A project to extract oil from underneath Carlsbad is moving beyond the acquisition of the needed mineral rights as a timeline for drilling to begin is being developed.
Artesia-based Santo Petroleum was approved by the City Council in August 2017, to go door to door throughout the city and approach residents to offer five-year leases of their mineral rights.
Santo President Hanson Yates said the company obtained about 3,000 leases in the last year, covering the “vast majority” of the planned leasing area.
“Santo is well down the path of its planned lease acquisition activity,” Yates said. “We are nearing the end of the lease acquisition phase of the project. If landowners have been contacted by a Santo representative about a lease, now is the time to finalize that process.”
When signing a lease, owners were offered a signing bonus up front, and a percentage of the subsequent revenue, should the wells prove productive.
Yates did not specify how much was offered in the initial bonuses, but that it varies based on the location and tract size.
“Santo has not published a specific timeline for drilling development due to the complexity of readying such a large number of leases and tracts to drill,” Yates said. “However, we are making good progress toward that goal.”
The two biggest leases were with the City of Carlsbad and Carlsbad Municipal Schools.
“Our company has developed a good working relationship with the Carlsbad government, and we believe the city is taking a thoughtful, forward-thinking yet cautious approach to the growth it is experiencing from oil and gas activity in the Delaware Basin,” Yates said.
A challenge, he said, was identify the mineral rights owners who are often different from surface owners.
“We have found that the vast majority of mineral rights to city tracts are not owned by the surface owner,” Yates said. “However, many of the mineral owners reside in Carlsbad.”
The city leased about 175 acres, and was paid about $824,000, said Carlsbad City Administrator Mike Hernandez.
Carlsbad Municipal Schools received about $148,000 for 149 acres, said Superintendent Dr. Greg Rodriguez.
The project will contribute, Yates said, to an “overall stronger economy” for the people of Carlsbad.
The company plans to drill wells up to two miles deep outside Carlsbad city limits, he said, and then drill horizontally up to two miles into Carlsbad to access potential crude.

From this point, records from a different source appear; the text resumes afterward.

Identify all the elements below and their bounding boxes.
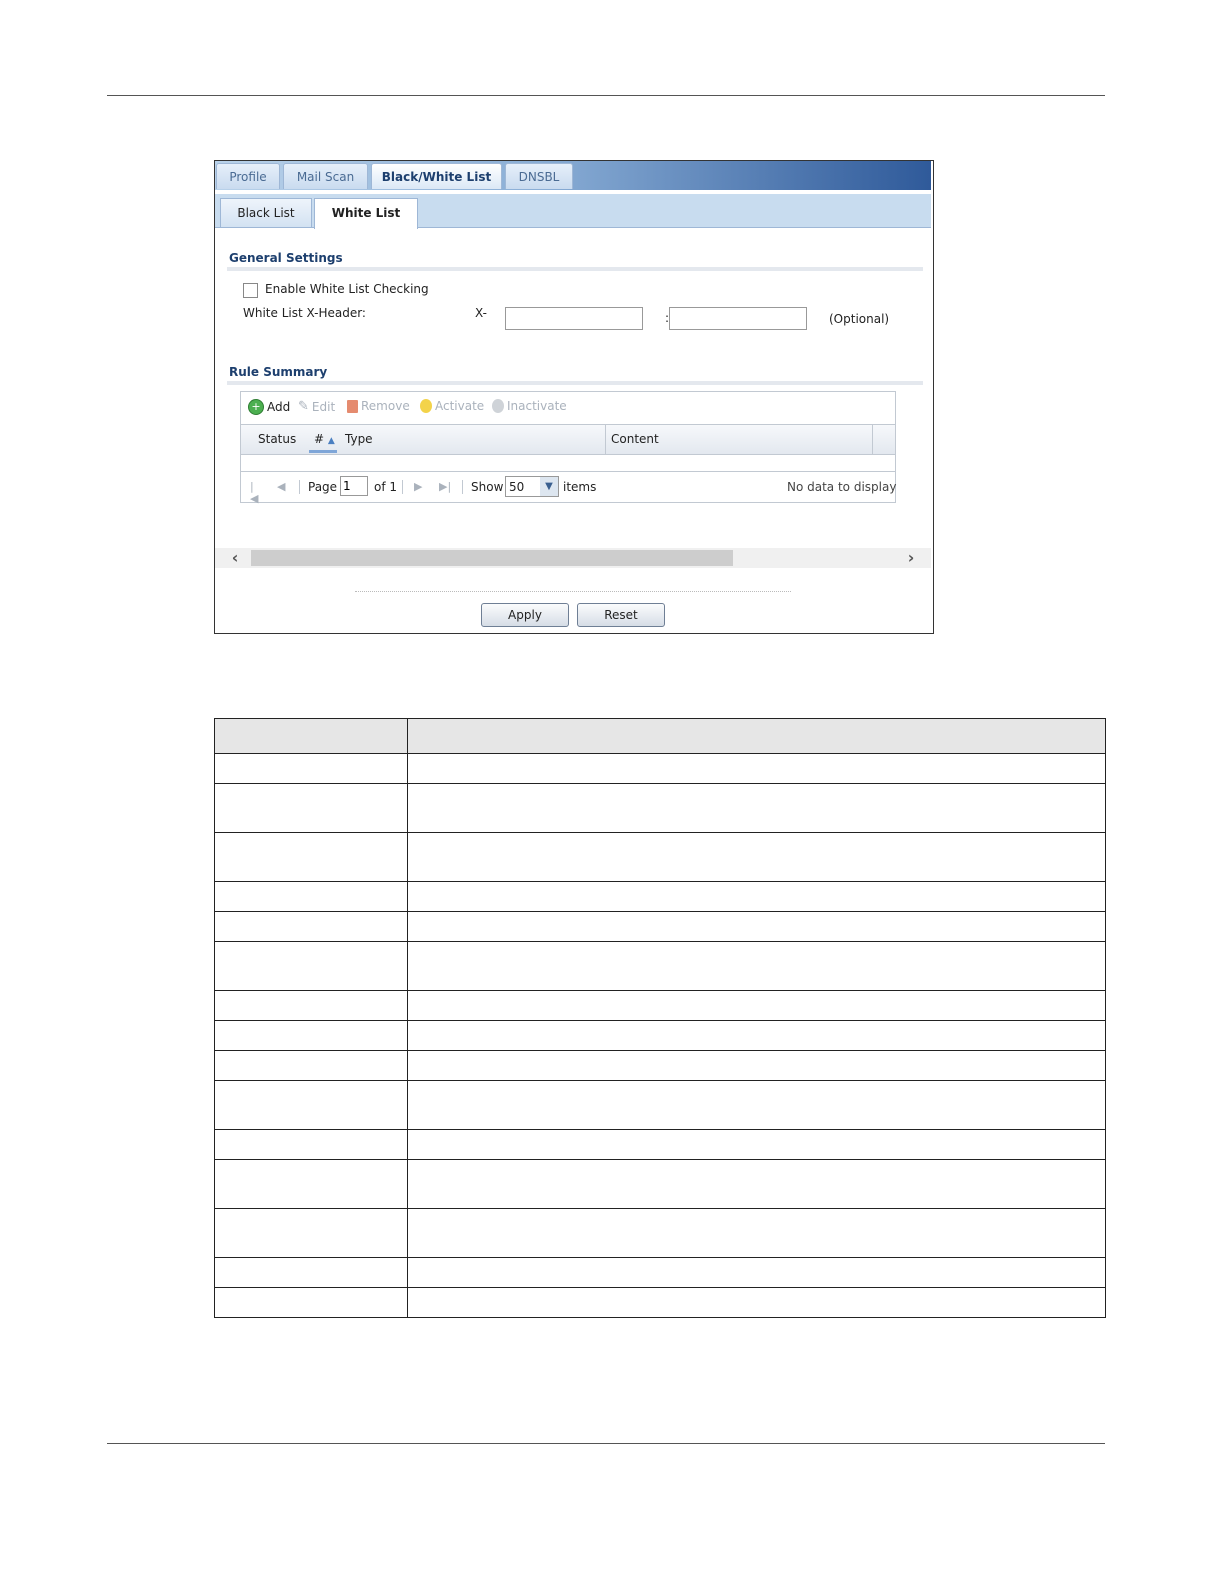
subtab-white-list[interactable]: White List <box>314 198 418 229</box>
remove-button[interactable] <box>347 399 410 413</box>
edit-icon: ✎ <box>298 399 309 414</box>
pager-separator <box>462 480 463 494</box>
reset-button[interactable]: Reset <box>577 603 665 627</box>
table-row <box>215 942 1106 991</box>
tab-black-white-list[interactable]: Black/White List <box>371 163 502 189</box>
table-row <box>215 1288 1106 1318</box>
column-divider <box>605 425 606 454</box>
table-header-row <box>215 719 1106 754</box>
last-page-icon[interactable]: ▶| <box>439 480 452 493</box>
sort-ascending-icon: ▲ <box>327 436 335 446</box>
remove-label: Remove <box>361 399 410 413</box>
grid-header <box>241 424 895 455</box>
scrollbar-thumb[interactable] <box>251 550 733 566</box>
table-row <box>215 1130 1106 1160</box>
add-button[interactable] <box>248 399 290 415</box>
inactivate-label: Inactivate <box>507 399 567 413</box>
empty-message: No data to display <box>787 480 897 494</box>
page-footer-rule <box>107 1443 1105 1444</box>
tab-profile[interactable]: Profile <box>216 163 280 189</box>
items-label: items <box>563 480 597 494</box>
apply-button[interactable]: Apply <box>481 603 569 627</box>
prev-page-icon[interactable]: ◀ <box>277 480 286 493</box>
bulb-on-icon <box>420 399 432 413</box>
sort-indicator <box>309 450 337 453</box>
enable-white-list-label: Enable White List Checking <box>265 282 429 296</box>
general-settings-divider <box>227 267 923 271</box>
rule-summary-grid <box>240 391 896 503</box>
general-settings-title: General Settings <box>229 251 343 265</box>
table-row <box>215 1081 1106 1130</box>
sub-tab-bar <box>215 194 931 228</box>
xheader-label: White List X-Header: <box>243 306 366 320</box>
page-number-input[interactable] <box>340 476 368 496</box>
table-row <box>215 912 1106 942</box>
tab-mail-scan[interactable]: Mail Scan <box>283 163 368 189</box>
table-row <box>215 991 1106 1021</box>
description-table <box>214 718 1106 1318</box>
edit-button[interactable] <box>298 399 335 414</box>
table-row <box>215 1051 1106 1081</box>
horizontal-scrollbar[interactable] <box>215 548 931 568</box>
activate-label: Activate <box>435 399 485 413</box>
x-prefix-label: X- <box>475 306 487 320</box>
page-header-rule <box>107 95 1105 96</box>
table-row <box>215 784 1106 833</box>
page-count-label: of 1 <box>374 480 398 494</box>
pager-separator <box>402 480 403 494</box>
scroll-right-icon[interactable]: › <box>907 548 915 567</box>
subtab-black-list[interactable]: Black List <box>220 198 312 227</box>
inactivate-button[interactable] <box>492 399 567 413</box>
table-row <box>215 1160 1106 1209</box>
page-label: Page <box>308 480 338 494</box>
header-cell-label <box>215 719 408 754</box>
column-divider-end <box>872 425 873 454</box>
page-size-value: 50 <box>509 480 525 494</box>
activate-button[interactable] <box>420 399 484 413</box>
next-page-icon[interactable]: ▶ <box>414 480 423 493</box>
bulb-off-icon <box>492 399 504 413</box>
add-label: Add <box>267 400 291 414</box>
scroll-left-icon[interactable]: ‹ <box>231 548 239 567</box>
add-icon: + <box>248 399 264 415</box>
rule-summary-divider <box>227 381 923 385</box>
grid-pager <box>241 471 897 505</box>
table-row <box>215 1021 1106 1051</box>
header-cell-description <box>408 719 1106 754</box>
table-row <box>215 833 1106 882</box>
table-row <box>215 882 1106 912</box>
optional-label: (Optional) <box>829 312 890 326</box>
pager-separator <box>299 480 300 494</box>
column-status[interactable]: Status <box>258 432 297 446</box>
edit-label: Edit <box>311 399 336 414</box>
tab-dnsbl[interactable]: DNSBL <box>505 163 573 189</box>
xheader-name-input[interactable] <box>505 307 643 330</box>
table-row <box>215 1258 1106 1288</box>
column-type[interactable]: Type <box>345 432 373 446</box>
button-divider <box>355 591 791 592</box>
column-content[interactable]: Content <box>611 432 659 446</box>
xheader-separator: : <box>665 311 670 325</box>
table-row <box>215 1209 1106 1258</box>
screenshot-panel <box>214 160 934 634</box>
xheader-value-input[interactable] <box>669 307 807 330</box>
column-number[interactable] <box>314 432 335 446</box>
show-label: Show <box>471 480 504 494</box>
main-tab-bar <box>215 161 931 190</box>
table-row <box>215 754 1106 784</box>
enable-white-list-checkbox[interactable] <box>243 283 258 298</box>
first-page-icon[interactable]: |◀ <box>250 480 259 505</box>
page-size-select[interactable] <box>505 476 559 497</box>
chevron-down-icon: ▼ <box>540 477 558 496</box>
trash-icon <box>347 400 358 413</box>
column-number-label: # <box>314 432 325 446</box>
rule-summary-title: Rule Summary <box>229 365 328 379</box>
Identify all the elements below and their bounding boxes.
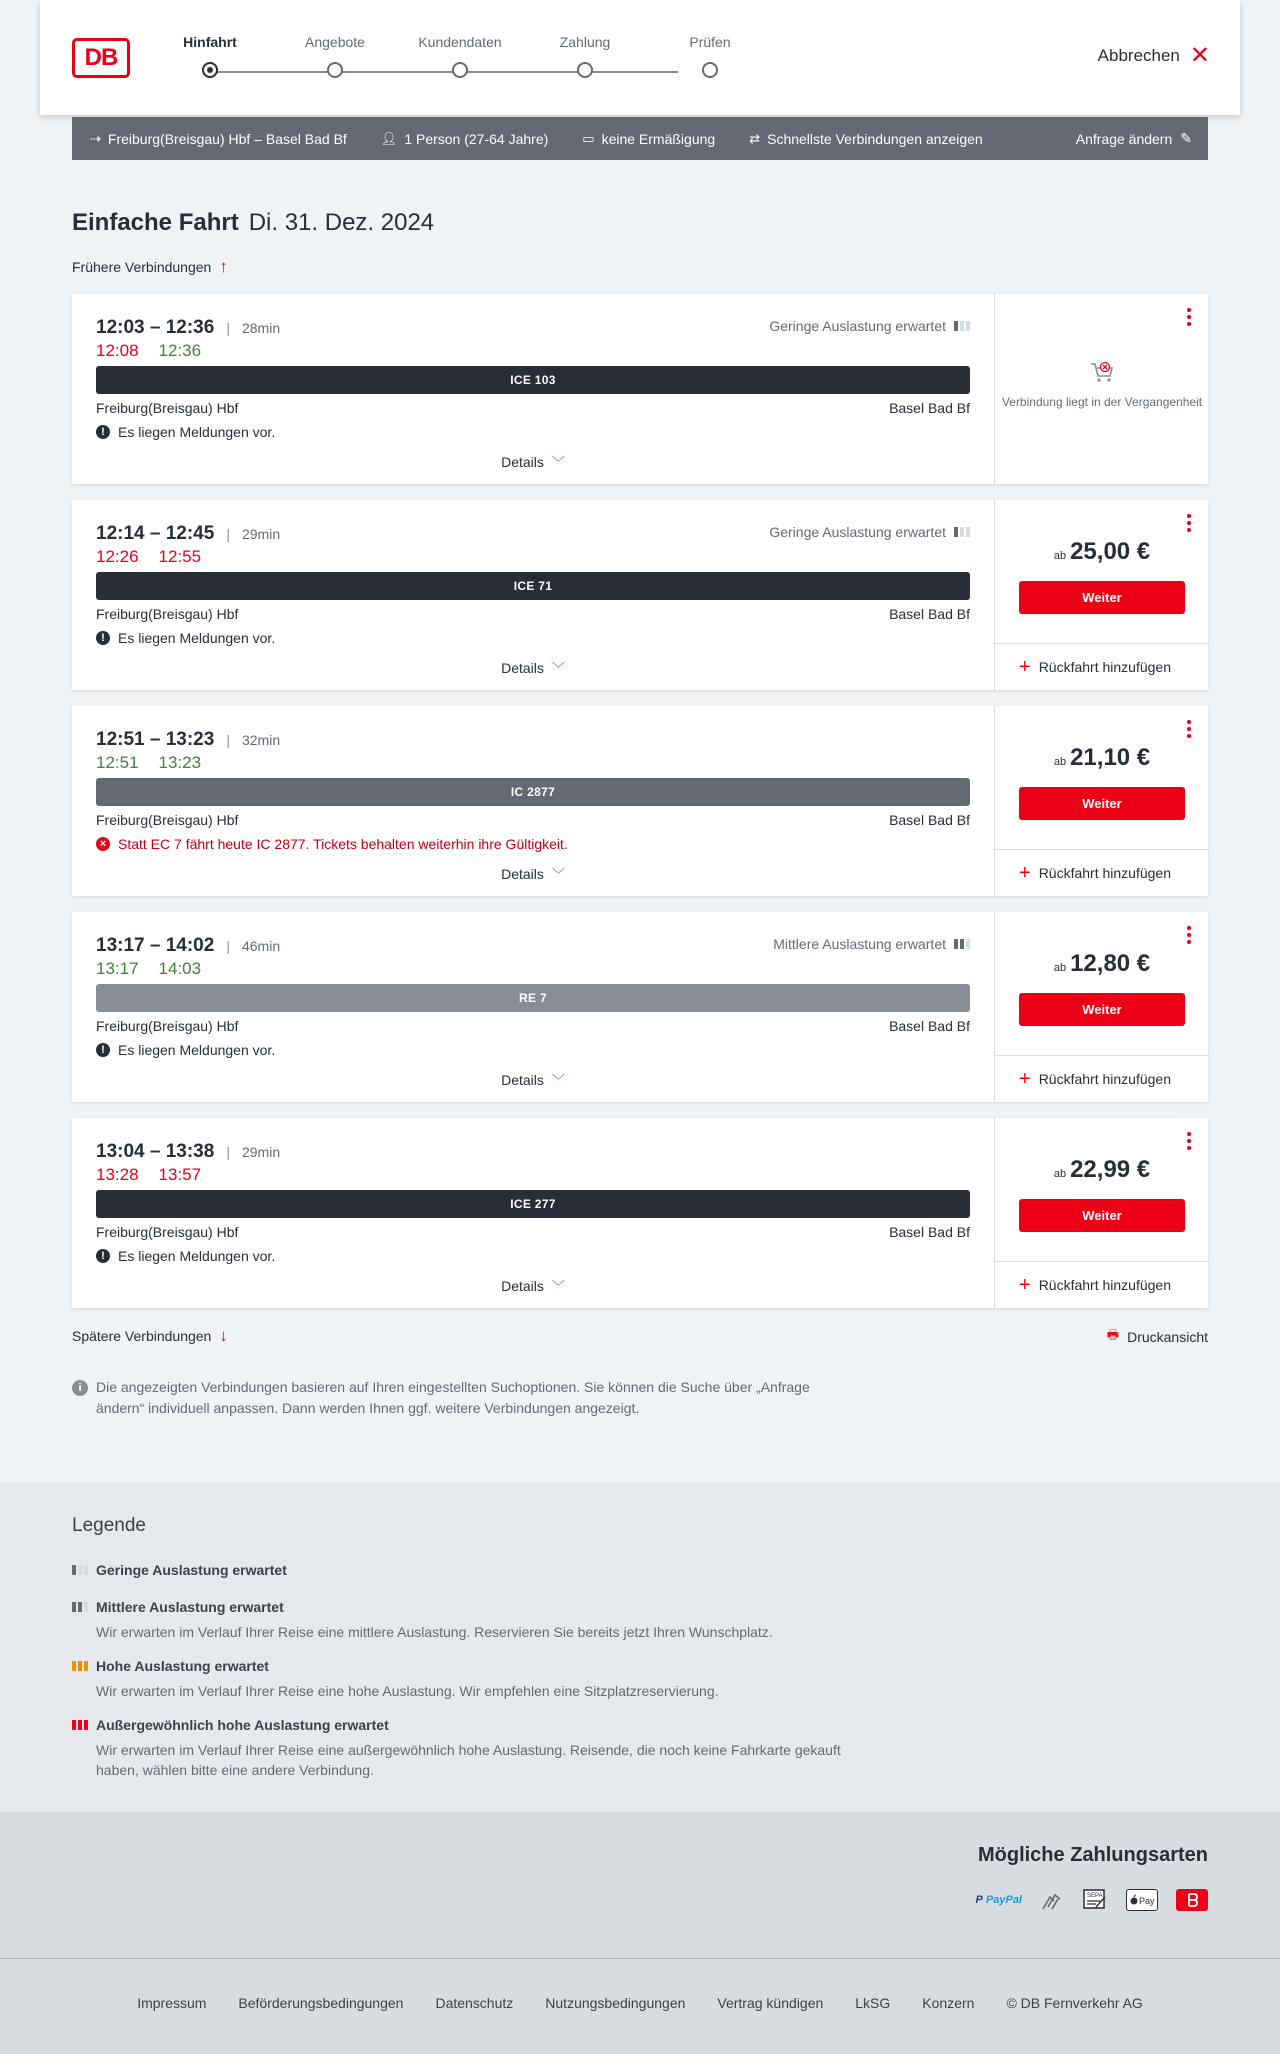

Hernandez said the wells will be much deeper than the city’s water table, and the project will have little effect on activities on the surface.
Carlsbad’s ground water supply is about 300 to 500 feet deep, he said, sitting much higher than the wells.
“We’ve had our experts prove to us that it is safe,” he said. “There’s no worries. It’s so deep, and so far beneath our water table. There’s no concern.”
The only concerns, Hernandez said, came from residents who were approached by Santo personnel and worried the offer may have been a scam. He said he’s fielded “a few dozen” of such calls.
“We get calls once in a while,” Hernandez said. “Most people, once they understand it’s a legitimate company, they seem good with it. When residents are approached, they wonder if it is real. Once I reassure them, they sign off.”
The project is just another sign that the oil and gas industry in the Permian Basin is booming, Hernandez said, to the benefit of Carlsbad and the surrounding region.
He said the royalties will help fund many city projects.
“It just fits in with everything that’s going here,” Hernandez said. “The royalties will be a huge benefit in the long term. They said it could pump millions into the city. (Santo) is investing a lot of time and money. I would assume they’re pretty confident.”
Rodriguez was not as confident that CMS will see a large return from the royalties.
He said the main reason he signed the deal was to get the upfront bonus.
That money means more can be spent on school supplies and other needs of the students, Rodriguez said.
“The royalty is anything substantial,” he said. “It’s a small amount. We’re not anticipating anything quick. It could take them years to start producing.”
But Rodriguez was certain that the project will cause no disturbance to any district-owned structures on the surface.
He said similar deals were enacted at rural school districts in West Texas, to no detriment.
“We knew there was no impact to the surface ground,” he said. “We know there are small school districts that have done this.”
He wasn’t certain about how the project will impact the city, but happy with the initial bonus.
“We don’t have an opinion about how a private company uses its profits, but this was a no-brainer,” Rodriguez said. “Anytime we can maximize resources for our district, we will do that. That way we can help our students and instructors.
“We made the decision in providing the best resources for our students.”